Benoît Brouckaert est le nouveau vétérinaire de Veto&Co sur RTL-TVI.

Passionné par son métier, Benoît Brouckaert rejoint, cette saison, l’équipe de vétérinaires de Veto&Co sur RTL-TVI. Contrairement à certains de ses confrères, il est un “vétérinaire polyvalent”, c’est-à-dire qu’il” soigne aussi bien les petits que les grands animaux”. “Je n’ai cependant pas développé le côté des reptiles et je suis resté très généraliste en ce qui concerne les animaux”, précise le praticien exerçant dans un centre vétérinaire de Dour.

QU’EST CE QUI VOUS A DONNÉ ENVIE DE PARTICIPER À VETO&CO ?

“Plusieurs de mes confrères m’ont conseillé de le faire. Ce qui m’intéressait, c’était de faire connaître notre profession au public. Il y a de plus en plus de spécialistes qui sortent de l’université. Moi je veux préserver cette approche globaliste de l’animal et je veux montrer aux étudiants ou futurs étudiants vétérinaires que ce métier a plusieurs facettes.”

ALLONS-NOUS VOUS VOIR EN PLEINE INTERVENTION ?

“Non. Avec moi, on est davantage resté dans le contact humain de la consultation. C’est un côté que j’apprécie énormément parce que j’estime que l’animal est un membre à part entière de la famille et qu’on ne le considère pas encore comme ça dans tous les foyers. Il faut savoir que certaines pathologies, comme le stress, l’anxiété ou les allergies, peuvent dériver du rôle de l’animal dans la famille. S’il est au centre de conflits, il développera certains sentiments de ce genre. On le comprend souvent en voyant le propriétaire de l’animal.”

EN QUOI CE MÉTIER EST-IL EN CONSTANTE ÉVOLUTION SELON VOUS ?
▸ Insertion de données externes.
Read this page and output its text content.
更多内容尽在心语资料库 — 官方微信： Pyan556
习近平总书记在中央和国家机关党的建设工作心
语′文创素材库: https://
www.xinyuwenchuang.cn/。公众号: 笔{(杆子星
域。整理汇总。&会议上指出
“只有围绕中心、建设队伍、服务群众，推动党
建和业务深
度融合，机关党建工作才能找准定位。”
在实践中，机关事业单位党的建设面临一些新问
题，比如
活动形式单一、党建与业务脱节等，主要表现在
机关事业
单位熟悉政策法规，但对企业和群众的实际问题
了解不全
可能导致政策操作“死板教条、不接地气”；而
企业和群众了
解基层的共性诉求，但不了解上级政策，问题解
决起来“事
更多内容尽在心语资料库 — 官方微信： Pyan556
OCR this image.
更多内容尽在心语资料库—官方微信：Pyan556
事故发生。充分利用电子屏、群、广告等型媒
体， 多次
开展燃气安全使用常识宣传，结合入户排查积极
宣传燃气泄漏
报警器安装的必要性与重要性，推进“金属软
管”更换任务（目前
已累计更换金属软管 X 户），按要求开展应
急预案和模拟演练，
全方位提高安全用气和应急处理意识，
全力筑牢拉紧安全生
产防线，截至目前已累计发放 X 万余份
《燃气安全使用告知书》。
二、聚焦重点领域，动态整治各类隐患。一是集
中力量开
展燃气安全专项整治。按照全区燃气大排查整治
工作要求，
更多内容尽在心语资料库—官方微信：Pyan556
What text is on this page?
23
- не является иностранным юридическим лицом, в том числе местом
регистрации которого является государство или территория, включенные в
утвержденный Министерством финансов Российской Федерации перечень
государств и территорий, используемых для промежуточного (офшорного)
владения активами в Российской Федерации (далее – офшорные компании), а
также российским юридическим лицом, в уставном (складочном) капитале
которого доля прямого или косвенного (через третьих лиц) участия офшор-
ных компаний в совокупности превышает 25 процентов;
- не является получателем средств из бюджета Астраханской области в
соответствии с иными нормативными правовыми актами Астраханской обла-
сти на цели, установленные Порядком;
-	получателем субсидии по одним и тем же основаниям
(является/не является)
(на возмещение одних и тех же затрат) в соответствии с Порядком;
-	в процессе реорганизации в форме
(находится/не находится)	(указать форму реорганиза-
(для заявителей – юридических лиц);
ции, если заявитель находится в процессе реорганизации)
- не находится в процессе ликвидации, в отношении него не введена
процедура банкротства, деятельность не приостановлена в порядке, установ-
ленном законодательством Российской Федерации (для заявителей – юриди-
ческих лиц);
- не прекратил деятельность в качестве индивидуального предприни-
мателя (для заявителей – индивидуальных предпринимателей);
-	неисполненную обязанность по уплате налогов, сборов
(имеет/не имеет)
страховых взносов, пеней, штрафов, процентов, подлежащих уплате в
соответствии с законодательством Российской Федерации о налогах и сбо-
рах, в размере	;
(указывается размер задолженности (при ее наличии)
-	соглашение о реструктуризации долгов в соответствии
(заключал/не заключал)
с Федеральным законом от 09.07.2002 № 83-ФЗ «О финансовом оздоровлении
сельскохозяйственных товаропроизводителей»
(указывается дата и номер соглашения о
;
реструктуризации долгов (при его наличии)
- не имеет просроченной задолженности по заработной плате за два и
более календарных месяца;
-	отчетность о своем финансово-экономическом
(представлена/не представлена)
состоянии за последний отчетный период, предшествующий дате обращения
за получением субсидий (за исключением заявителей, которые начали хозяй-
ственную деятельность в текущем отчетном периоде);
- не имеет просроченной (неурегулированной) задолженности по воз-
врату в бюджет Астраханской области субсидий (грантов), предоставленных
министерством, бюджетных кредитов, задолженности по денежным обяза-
“C’est clairement un métier où on évolue tout le temps. Je pense, par exemple, aux centres vétérinaires qui n’existaient vraiment qu’en France jusqu’à il y a peu. Aujourd’hui, nous disposons également de ce genre de centres qui nous permettent de travailler en équipe en étant très équipés. On peut faire des diagnostics, des échographies, des radiographies ou encore des analyses au microscope. On peut également admettre un animal aux soins intensifs.”

COMMENT AVEZ-VOUS VÉCU VOTRE EXPÉRIENCE FACE AUX CAMÉRAS ?

“C’était une expérience agréable. J’ai appris une autre façon de communiquer. Il faut être plus expressif, plus lent. C’est assez difficile parce que la caméra nous ralentit dans notre travail. Se voir à la télévision, c’est aussi une façon de voir comment le client nous voit. On s’analyse et on se dit qu’on pourrait faire mieux, notamment en ce qui concerne la communication non-verbale.”